Tumnus and Suncat heard the scream and Tumnus got pissed. "Why is it, that every time I get a chance to watch Horkheimer, some idiot makes so much noise I can't even hear the TV?" Tumnus screamed out the window at the top of his lungs. He walked to his room and loaded his shotgun, and went into the bathroom to take a dump. When finished, he hooked up a rubber plunger cone to the barrel and fired the shotgun into the toilet forcing the shot and shit to fly out of VB's toilet. VB was shielded from the blast by Arnie, who became most definitely a closed casket type of guy. The manager had just finished vomiting, and was preparing to make his final assault on 304C. He picked up his gun, and savored his fury as it washed over him like a cold rain. He walked into the building and boarded the elevator with two ugly Asian girls, who got off the 2nd floor. "Lazy bitches," he muttered as they got off. Then, just as the door was shutting, they whipped around and slammed the doors shut with enough force to bring VB out of his shock and infuriate him. VB flew through the catacombs and tore the elevator from it's transfer system, thrashing it about wildly the entire time.

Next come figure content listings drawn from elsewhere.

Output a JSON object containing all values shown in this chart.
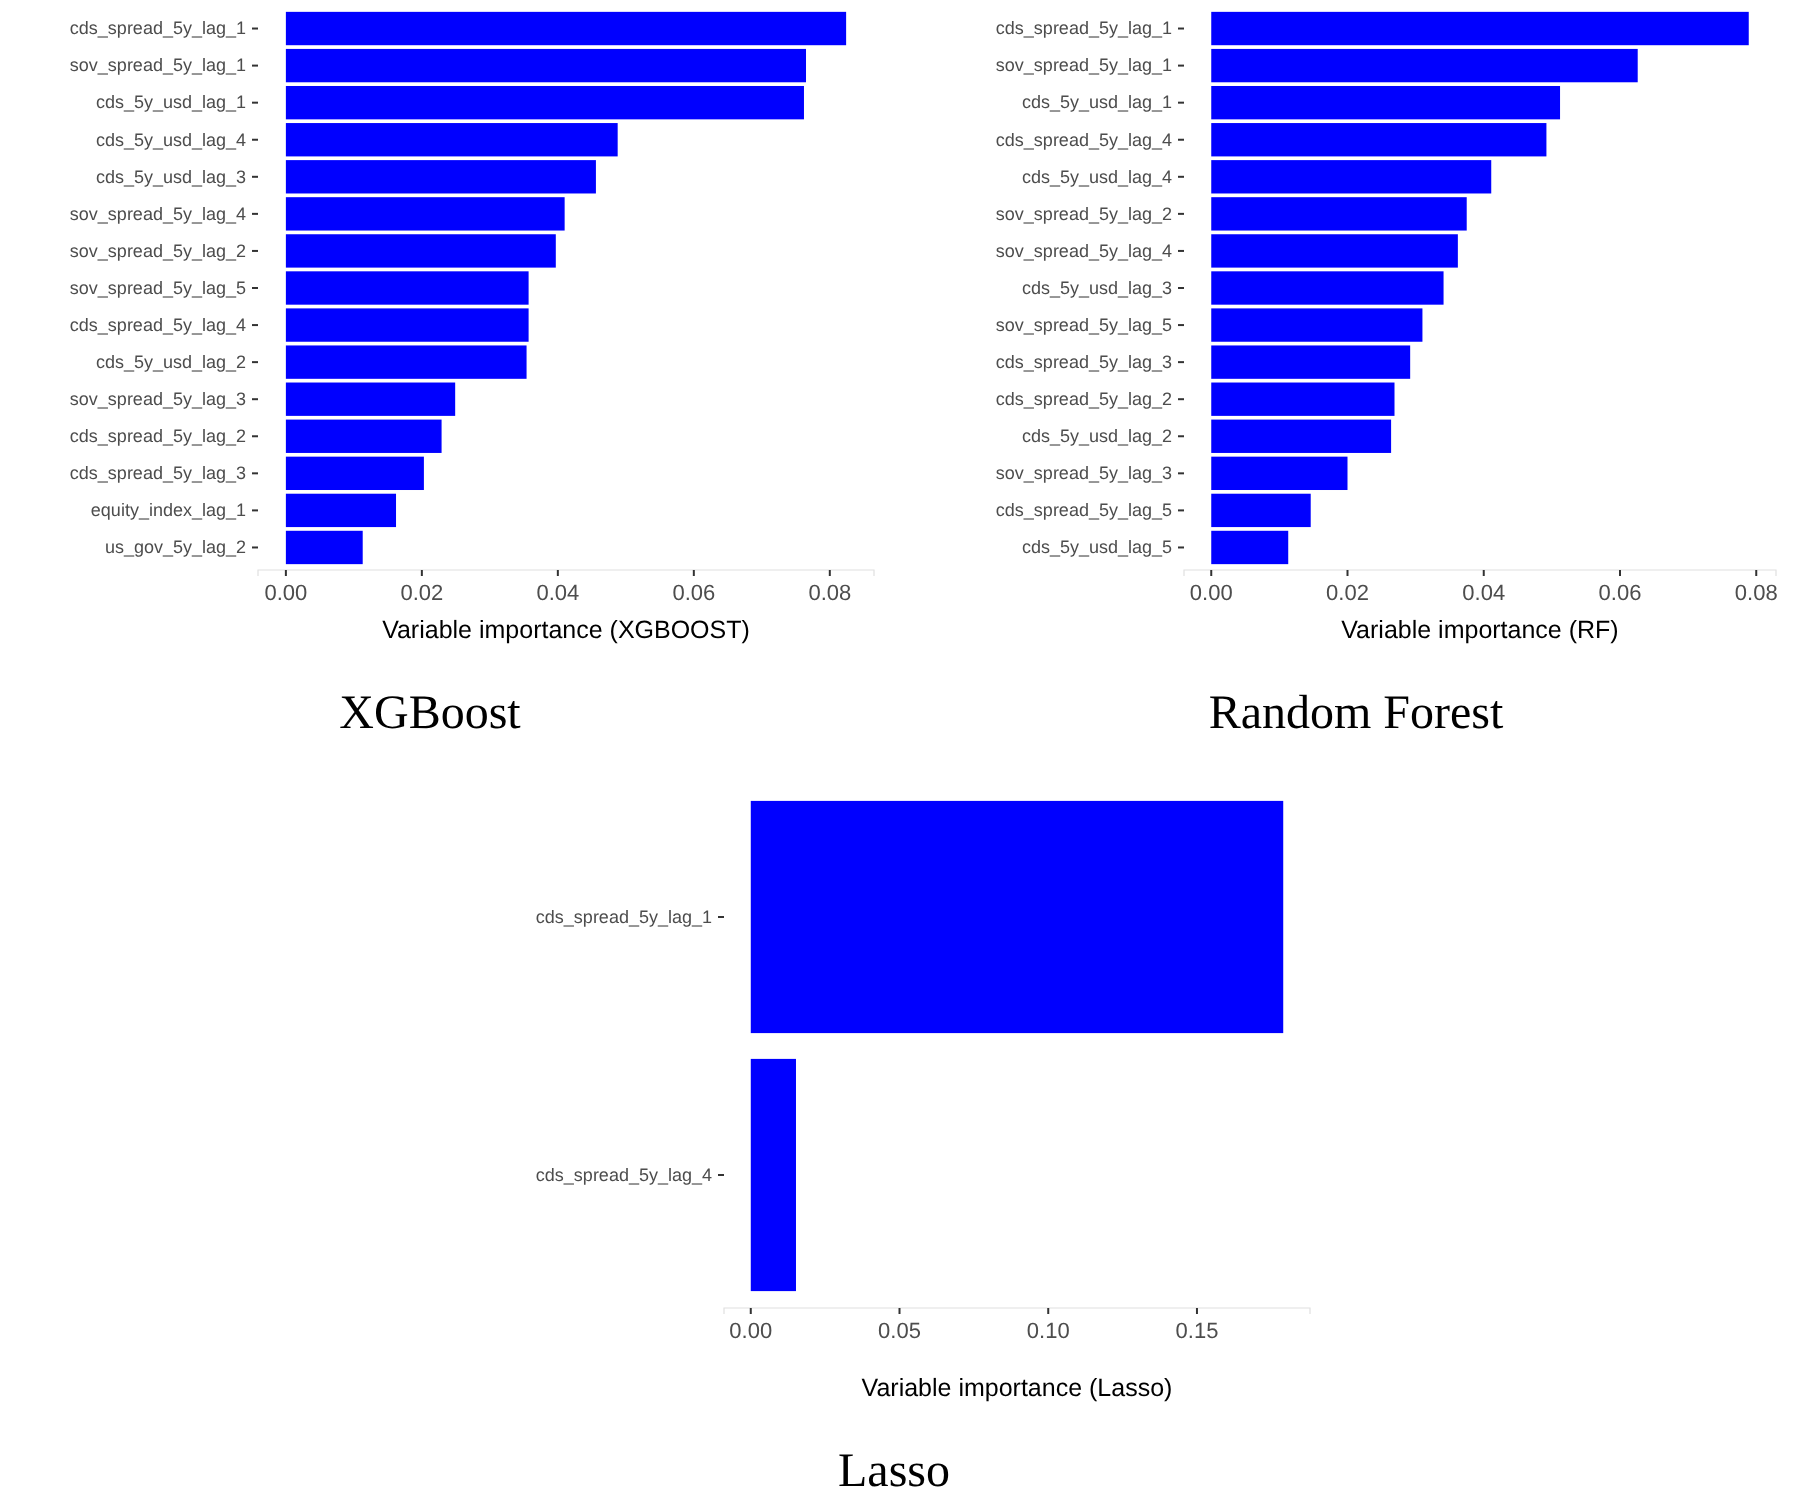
{
  "chart_data": [
    {
      "type": "bar",
      "orientation": "horizontal",
      "title": "XGBoost",
      "xlabel": "Variable importance (XGBOOST)",
      "categories": [
        "cds_spread_5y_lag_1",
        "sov_spread_5y_lag_1",
        "cds_5y_usd_lag_1",
        "cds_5y_usd_lag_4",
        "cds_5y_usd_lag_3",
        "sov_spread_5y_lag_4",
        "sov_spread_5y_lag_2",
        "sov_spread_5y_lag_5",
        "cds_spread_5y_lag_4",
        "cds_5y_usd_lag_2",
        "sov_spread_5y_lag_3",
        "cds_spread_5y_lag_2",
        "cds_spread_5y_lag_3",
        "equity_index_lag_1",
        "us_gov_5y_lag_2"
      ],
      "values": [
        0.0824,
        0.0765,
        0.0762,
        0.0488,
        0.0456,
        0.041,
        0.0397,
        0.0357,
        0.0357,
        0.0354,
        0.0249,
        0.0229,
        0.0203,
        0.0162,
        0.0113
      ],
      "color": "#0000ff",
      "xlim": [
        -0.0041,
        0.0865
      ],
      "xticks": [
        {
          "value": 0,
          "label": "0.00"
        },
        {
          "value": 0.02,
          "label": "0.02"
        },
        {
          "value": 0.04,
          "label": "0.04"
        },
        {
          "value": 0.06,
          "label": "0.06"
        },
        {
          "value": 0.08,
          "label": "0.08"
        }
      ],
      "grid": false
    },
    {
      "type": "bar",
      "orientation": "horizontal",
      "title": "Random Forest",
      "xlabel": "Variable importance (RF)",
      "categories": [
        "cds_spread_5y_lag_1",
        "sov_spread_5y_lag_1",
        "cds_5y_usd_lag_1",
        "cds_spread_5y_lag_4",
        "cds_5y_usd_lag_4",
        "sov_spread_5y_lag_2",
        "sov_spread_5y_lag_4",
        "cds_5y_usd_lag_3",
        "sov_spread_5y_lag_5",
        "cds_spread_5y_lag_3",
        "cds_spread_5y_lag_2",
        "cds_5y_usd_lag_2",
        "sov_spread_5y_lag_3",
        "cds_spread_5y_lag_5",
        "cds_5y_usd_lag_5"
      ],
      "values": [
        0.0789,
        0.0626,
        0.0512,
        0.0492,
        0.0411,
        0.0375,
        0.0362,
        0.0341,
        0.031,
        0.0292,
        0.0269,
        0.0264,
        0.02,
        0.0146,
        0.0113
      ],
      "color": "#0000ff",
      "xlim": [
        -0.004,
        0.0829
      ],
      "xticks": [
        {
          "value": 0,
          "label": "0.00"
        },
        {
          "value": 0.02,
          "label": "0.02"
        },
        {
          "value": 0.04,
          "label": "0.04"
        },
        {
          "value": 0.06,
          "label": "0.06"
        },
        {
          "value": 0.08,
          "label": "0.08"
        }
      ],
      "grid": false
    },
    {
      "type": "bar",
      "orientation": "horizontal",
      "title": "Lasso",
      "xlabel": "Variable importance (Lasso)",
      "categories": [
        "cds_spread_5y_lag_1",
        "cds_spread_5y_lag_4"
      ],
      "values": [
        0.179,
        0.0152
      ],
      "color": "#0000ff",
      "xlim": [
        -0.009,
        0.188
      ],
      "xticks": [
        {
          "value": 0,
          "label": "0.00"
        },
        {
          "value": 0.05,
          "label": "0.05"
        },
        {
          "value": 0.1,
          "label": "0.10"
        },
        {
          "value": 0.15,
          "label": "0.15"
        }
      ],
      "grid": false
    }
  ]
}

Inside, the manager clawed desperately for a handhold and on the 2nd floor, Suncat and Tumnus threw the breaker to kill the lights and undisguised themselves. "I hate those costumes," said Tumnus. "Why is that? You look so good in it," Suncat replied with a wink. Laughing, they walked to their apartment where they toasted a few brewskies and laughed as VB unknowingly made the manager his bitch by the way of a long furious grudge-fuck far below in the dark maze of tunnels we call the catacombs.